How to use scikit-learn pipelines?
Published on Aug. 22, 2023, 12:18 p.m.
To use scikit-learn pipelines, you need to import the Pipeline
class from the sklearn.pipeline
module. Then you define a sequence of transformations to be applied to the data using a list of tuples, where each tuple contains a name for the transformer object and the transformer object itself. The final tuple should contain the name of the estimator object and the estimator object itself. Here’s an example of a pipeline that scales the data and applies a support vector machine classifier:
import numpy as np
from sklearn.preprocessing import StandardScaler
from sklearn.svm import SVC
from sklearn.pipeline import Pipeline
X = np.array([[0, 0], [1, 1]])
y = np.array([0, 1])
my_pipeline = Pipeline([
('scaler', StandardScaler()),
('svc', SVC(kernel='linear', C=1))
])
my_pipeline.fit(X, y)
print(my_pipeline.predict([[2., 2.], [-1., -2.]]))

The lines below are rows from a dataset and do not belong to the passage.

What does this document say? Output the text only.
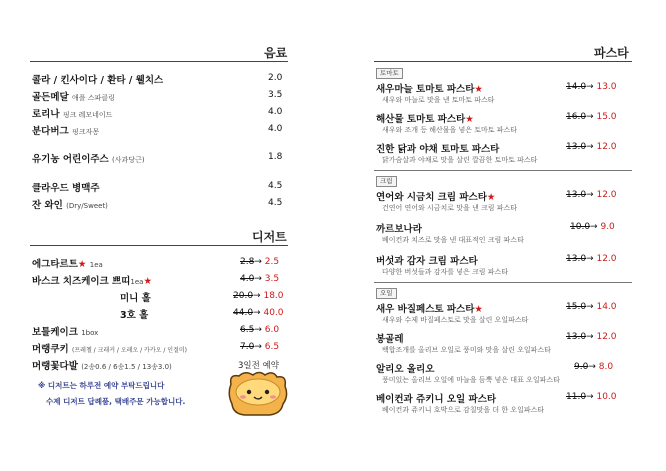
음료
콜라 / 킨사이다 / 환타 / 웰치스	2.0
골든메달 애플 스파클링	3.5
로리나 핑크 레모네이드	4.0
분다버그 핑크자몽	4.0
유기농 어린이주스 (사과당근)	1.8
클라우드 병맥주	4.5
잔 와인 (Dry/Sweet)	4.5
디저트
에그타르트★ 1ea	2.8→ 2.5
바스크 치즈케이크 쁘띠1ea★	4.0→ 3.5
미니 홀	20.0→ 18.0
3호 홀	44.0→ 40.0
보틀케이크 1box	6.5→ 6.0
머랭쿠키 (프레첼 / 크래커 / 오레오 / 카카오 / 인절미)	7.0→ 6.5
머랭꽃다발 (2송0.6 / 6송1.5 / 13송3.0)	3일전 예약
※ 디저트는 하루전 예약 부탁드립니다
수제 디저트 답례품, 택배주문 가능합니다.
파스타
토마토
새우마늘 토마토 파스타★	14.0→ 13.0
새우와 마늘로 맛을 낸 토마토 파스타
해산물 토마토 파스타★	16.0→ 15.0
새우와 조개 등 해산물을 넣은 토마토 파스타
진한 닭과 야채 토마토 파스타	13.0→ 12.0
닭가슴살과 야채로 맛을 살린 깔끔한 토마토 파스타
크림
연어와 시금치 크림 파스타★	13.0→ 12.0
건연어 연어와 시금치로 맛을 낸 크림 파스타
까르보나라	10.0→ 9.0
베이컨과 치즈로 맛을 낸 대표적인 크림 파스타
버섯과 감자 크림 파스타	13.0→ 12.0
다양한 버섯들과 감자를 넣은 크림 파스타
오일
새우 바질페스토 파스타★	15.0→ 14.0
새우와 수제 바질페스토로 맛을 살린 오일파스타
봉골레	13.0→ 12.0
백합조개를 올리브 오일로 풍미와 맛을 살린 오일파스타
알리오 올리오	9.0→ 8.0
풍미있는 올리브 오일에 마늘을 듬뿍 넣은 대표 오일파스타
베이컨과 쥬키니 오일 파스타	11.0→ 10.0
베이컨과 쥬키니 호박으로 감칠맛을 더 한 오일파스타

In this example, the pipeline includes two steps: scaling the data using the StandardScaler
transformer, and applying a support vector machine classifier using the SVC
estimator. The fit()
method of the pipeline object fits both the transformer and the estimator to the data. The predict()
method of the pipeline object can be used to make predictions on new data.
Note that the output of the pipeline’s predict()
method is the same as the output of the estimator’s predict()
method. This is because the pipeline objects have the same interface as the estimator objects they wrap.